The P.G.T. Beauregard monument in New Orleans. The city council will vote on whether or not to remove the monuments.

The P.G.T. Beauregard monument in New Orleans. The city council will vote on whether or not to remove the monuments.

Monuments called ‘nuisances’

The ordinance approved by the council declares the Confederate monuments “nuisances” and called for them to be removed. The statues are unconstitutional, said the proposed ordinance marked Calendar No. 31,082.

“They honor, praise, or foster ideologies which are in conflict with the requirements of equal protection for citizens as provided by the constitution and laws of the United States, the state, or the laws of the city and suggests the supremacy of one ethnic, religious, or racial group over another.”

Monument supporters say it’s not about race

In July, the city called for 60 days of public meetings to review the proposed ordinance.

Landrieu requested the vote to banish specters of racism. But opponents of the plan steered away from any racial argument.

Keeping the figures of the Confederacy was not about preserving racial injustice, they said, but about honoring figures who fought to protect the city.

New Orleans, which was the largest city in the Confederacy, fell to Union forces in 1862 and was under federal occupation beyond the Civil War’s end in 1865.

No place for Lee

One prominent artist who wanted the figures gone also skirted the issue of race. Jazz musician Wynton Marsalis, who is African-American, said that Lee in particular had no historic place in the city.

“This symbolic place in our city should represent a great New Orleanian, or it should be an open space that represents our latest prevail and how people helped us, not a person who had nothing to do with our city and who indeed fought against the United States of America and lost,” Marsalis told CNN affiliate WDSU.

Gen. P.G.T. Beauregard was a Louisiana native, and Confederate President Jefferson Davis lived in New Orleans after the war and died there.

Statue has stood since 1884

Lee’s statue stands 60 feet high atop a neoclassical column at what was christened Lee Circle in his honor. It was originally called Tivoli Circle. Most Mardi Gras parades snake right past it.

Lee faces north, looking in the direction of his former enemy, and has stood there since 1884, the history department at the University of New Orleans says. Both Davis and Beauregard attended the monument’s dedication.

Their statues were erected in the 1910s.

A fourth monument, probably the most contentious, will also be taken down.

The monument to the Battle of Liberty Place commemorates an uprising in 1874 of the White League against federal forces and police in an attempt to overthrow racially integrated governance put in place during Reconstruction.

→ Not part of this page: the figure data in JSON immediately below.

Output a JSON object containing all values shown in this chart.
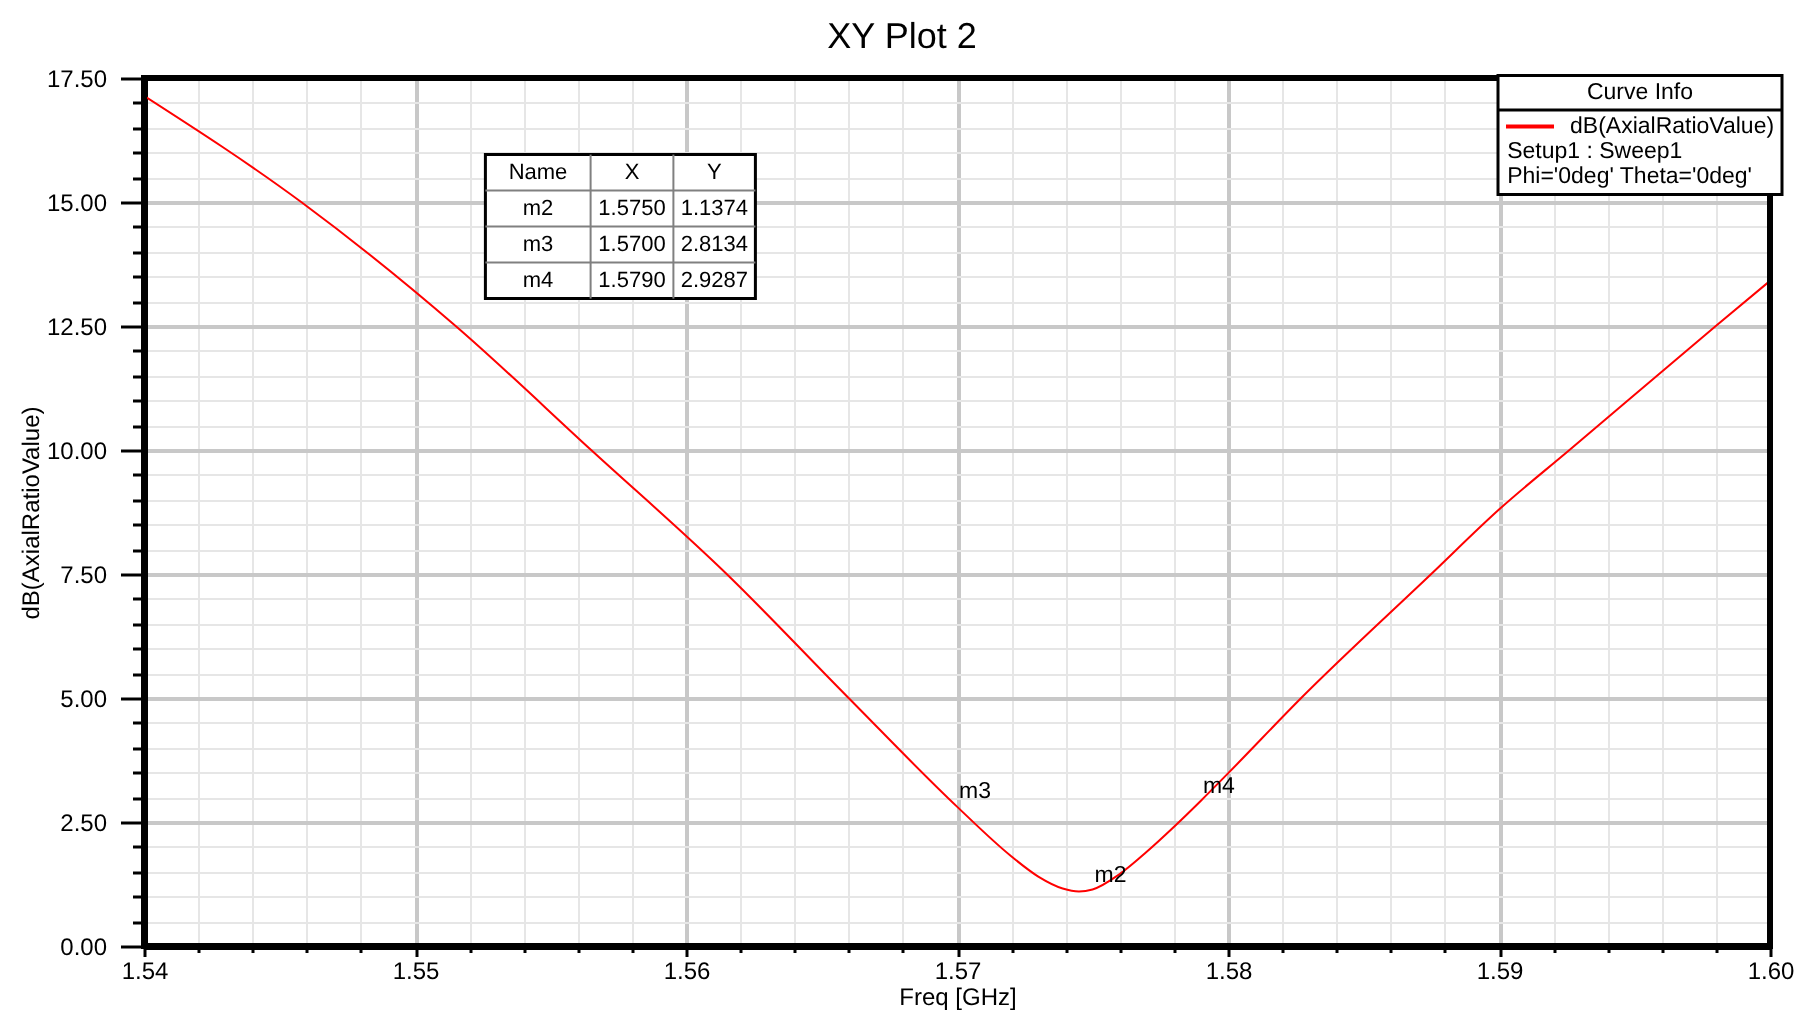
{
  "chart_data": {
    "type": "line",
    "title": "XY Plot 2",
    "xlabel": "Freq [GHz]",
    "ylabel": "dB(AxialRatioValue)",
    "legend_title": "Curve Info",
    "x": [
      1.54,
      1.5458,
      1.5515,
      1.5565,
      1.5615,
      1.566,
      1.57,
      1.572,
      1.573,
      1.5739,
      1.5745,
      1.575,
      1.576,
      1.577,
      1.578,
      1.579,
      1.58,
      1.5827,
      1.5875,
      1.59,
      1.5926,
      1.598,
      1.6
    ],
    "series": [
      {
        "name": "dB(AxialRatioValue)",
        "color": "#ff0000",
        "values": [
          17.14,
          15.0,
          12.5,
          10.0,
          7.5,
          5.0,
          2.81,
          1.81,
          1.4,
          1.16,
          1.1,
          1.14,
          1.45,
          1.9,
          2.4,
          2.93,
          3.48,
          5.0,
          7.5,
          8.8,
          10.0,
          12.5,
          13.41
        ]
      }
    ],
    "xlim": [
      1.54,
      1.6
    ],
    "ylim": [
      0,
      17.5
    ],
    "xticks": [
      1.54,
      {
        "value": 1.542,
        "label": null
      },
      {
        "value": 1.544,
        "label": null
      },
      {
        "value": 1.546,
        "label": null
      },
      {
        "value": 1.548,
        "label": null
      },
      1.55,
      {
        "value": 1.552,
        "label": null
      },
      {
        "value": 1.554,
        "label": null
      },
      {
        "value": 1.556,
        "label": null
      },
      {
        "value": 1.558,
        "label": null
      },
      1.56,
      {
        "value": 1.562,
        "label": null
      },
      {
        "value": 1.564,
        "label": null
      },
      {
        "value": 1.566,
        "label": null
      },
      {
        "value": 1.568,
        "label": null
      },
      1.57,
      {
        "value": 1.572,
        "label": null
      },
      {
        "value": 1.574,
        "label": null
      },
      {
        "value": 1.576,
        "label": null
      },
      {
        "value": 1.578,
        "label": null
      },
      1.58,
      {
        "value": 1.582,
        "label": null
      },
      {
        "value": 1.584,
        "label": null
      },
      {
        "value": 1.586,
        "label": null
      },
      {
        "value": 1.588,
        "label": null
      },
      1.59,
      {
        "value": 1.592,
        "label": null
      },
      {
        "value": 1.594,
        "label": null
      },
      {
        "value": 1.596,
        "label": null
      },
      {
        "value": 1.598,
        "label": null
      },
      {
        "value": 1.6,
        "label": "1.60"
      }
    ],
    "yticks": [
      {
        "value": 0,
        "label": "0.00"
      },
      {
        "value": 0.5,
        "label": null
      },
      {
        "value": 1,
        "label": null
      },
      {
        "value": 1.5,
        "label": null
      },
      {
        "value": 2,
        "label": null
      },
      {
        "value": 2.5,
        "label": "2.50"
      },
      {
        "value": 3,
        "label": null
      },
      {
        "value": 3.5,
        "label": null
      },
      {
        "value": 4,
        "label": null
      },
      {
        "value": 4.5,
        "label": null
      },
      {
        "value": 5,
        "label": "5.00"
      },
      {
        "value": 5.5,
        "label": null
      },
      {
        "value": 6,
        "label": null
      },
      {
        "value": 6.5,
        "label": null
      },
      {
        "value": 7,
        "label": null
      },
      {
        "value": 7.5,
        "label": "7.50"
      },
      {
        "value": 8,
        "label": null
      },
      {
        "value": 8.5,
        "label": null
      },
      {
        "value": 9,
        "label": null
      },
      {
        "value": 9.5,
        "label": null
      },
      {
        "value": 10,
        "label": "10.00"
      },
      {
        "value": 10.5,
        "label": null
      },
      {
        "value": 11,
        "label": null
      },
      {
        "value": 11.5,
        "label": null
      },
      {
        "value": 12,
        "label": null
      },
      {
        "value": 12.5,
        "label": "12.50"
      },
      {
        "value": 13,
        "label": null
      },
      {
        "value": 13.5,
        "label": null
      },
      {
        "value": 14,
        "label": null
      },
      {
        "value": 14.5,
        "label": null
      },
      {
        "value": 15,
        "label": "15.00"
      },
      {
        "value": 15.5,
        "label": null
      },
      {
        "value": 16,
        "label": null
      },
      {
        "value": 16.5,
        "label": null
      },
      {
        "value": 17,
        "label": null
      },
      {
        "value": 17.5,
        "label": "17.50"
      }
    ],
    "grid": true,
    "legend": "top right",
    "line_style": "solid",
    "annotations": [
      {
        "text": "m2",
        "x": 1.575,
        "y": 1.1374
      },
      {
        "text": "m3",
        "x": 1.57,
        "y": 2.8134
      },
      {
        "text": "m4",
        "x": 1.579,
        "y": 2.9287
      },
      "Name",
      "X",
      "Y",
      "m2",
      "1.5750",
      "1.1374",
      "m3",
      "1.5700",
      "2.8134",
      "m4",
      "1.5790",
      "2.9287",
      "Setup1 : Sweep1",
      "Phi='0deg' Theta='0deg'"
    ]
  }
}
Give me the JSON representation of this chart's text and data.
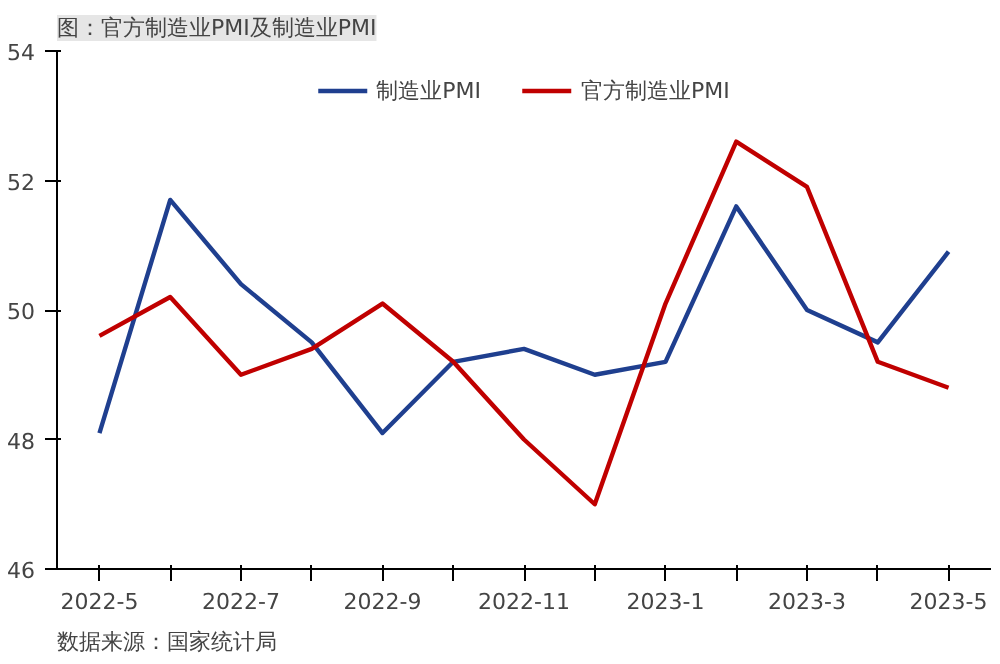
{
  "chart_data": {
    "type": "line",
    "title": "图：官方制造业PMI及制造业PMI",
    "categories": [
      "2022-5",
      null,
      "2022-7",
      null,
      "2022-9",
      null,
      "2022-11",
      null,
      "2023-1",
      null,
      "2023-3",
      null,
      "2023-5"
    ],
    "series": [
      {
        "name": "制造业PMI",
        "color": "#1f3f8f",
        "values": [
          48.1,
          51.7,
          50.4,
          49.5,
          48.1,
          49.2,
          49.4,
          49.0,
          49.2,
          51.6,
          50.0,
          49.5,
          50.9
        ]
      },
      {
        "name": "官方制造业PMI",
        "color": "#c00000",
        "values": [
          49.6,
          50.2,
          49.0,
          49.4,
          50.1,
          49.2,
          48.0,
          47.0,
          50.1,
          52.6,
          51.9,
          49.2,
          48.8
        ]
      }
    ],
    "ylim": [
      46,
      54
    ],
    "yticks": [
      46,
      48,
      50,
      52,
      54
    ],
    "grid": false,
    "legend": "top",
    "marker": "none",
    "line_style": "solid",
    "annotations": [
      "数据来源：国家统计局"
    ]
  }
}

Former mayors, including Landrieu’s father, Moon Landrieu, have attempted to have this monument removed or altered.

When asked what would happen to the removed monuments, Landrieu suggested a park that would reflect the complete history of the city, from before the American Revolution to the present. That park, he said, would be a place where “history can be remembered and not revered.”

He said city leaders should consider forming a commission to decide what to do about other monuments.

Council President Jason Williams said, “After a long and thoughtful debate on this issue, I am pleased that we have reached a conclusion. Thank you to all citizens who have participated and made your voices heard during this process. We all may have differing perspectives, but share a common love and concern for the City of New Orleans.”